`Lag` and `Lead` operators can be used on ordered sets only via the methods `lag()` and `lead()`. They are used to relate the current member of an ordered set to the previous or next member of the set. Both `lag()` and `lead()` require the argument `n` indicating the element offset to be applied. The optional argument `type="linear"` can be used to specify the behavior of the operator (`"linear"` or `"circular"`). The following table gives an overview of the available combinations:

Operation

Description

`i.lag(n, "linear")`

Refers to the element of the ordered set `i` whose relative position in the set is `Ord(i)-n`.

`i.lead(n, "linear")`

Refers to the element of the ordered set `i` whose relative position in the set is `Ord(i)+n`.

`i.lag(n, "circular")`

Same as `i.lag(n, "linear")`, only here the first element of the set is assumed to be preceded by the last element of the set, thus forming a circle of elements.

`i.lead(n, "circular")`

Same as `i.lead(n, "linear")`, only here the last element of the set is assumed to be followed by the first element of the set, thus forming a circle of elements.

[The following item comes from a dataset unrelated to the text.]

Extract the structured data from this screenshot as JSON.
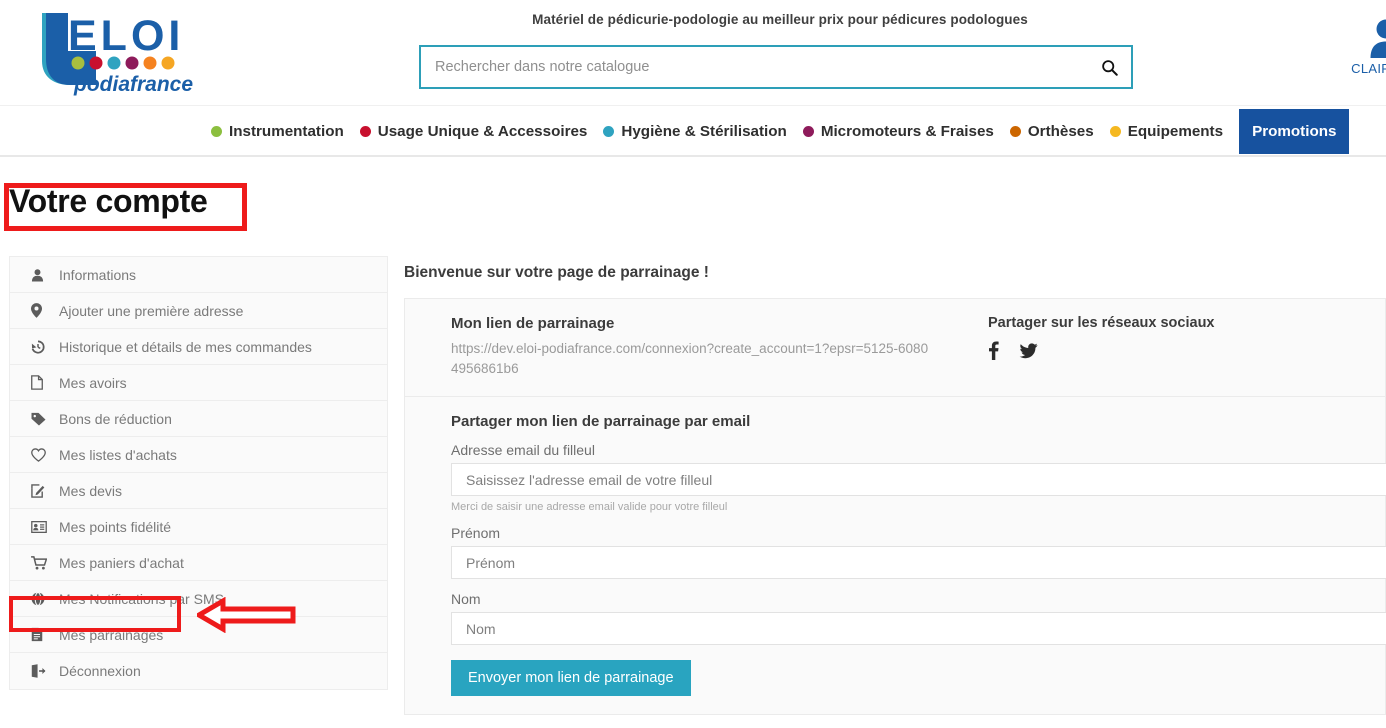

Note that the only difference between `type="linear"` and `type="circular"` is how endpoints are treated. Linear operators assume that there are no elements preceding the first and following the last element of the ordered set. This assumption may result in elements of the set being referenced that actually do not exist. Therefore the user must think carefully about the treatment of endpoints. Models with linear lag and lead operators will need special exception handling logic to deal with them. The following sections will describe how this issue is handled in `GAMSPy` in the context in which these operators are typically used: assignments and equation definitions. Linear lag and lead operators are useful for modeling time periods that do not repeat, like a set of years (say `"1990"` to `"1997"`).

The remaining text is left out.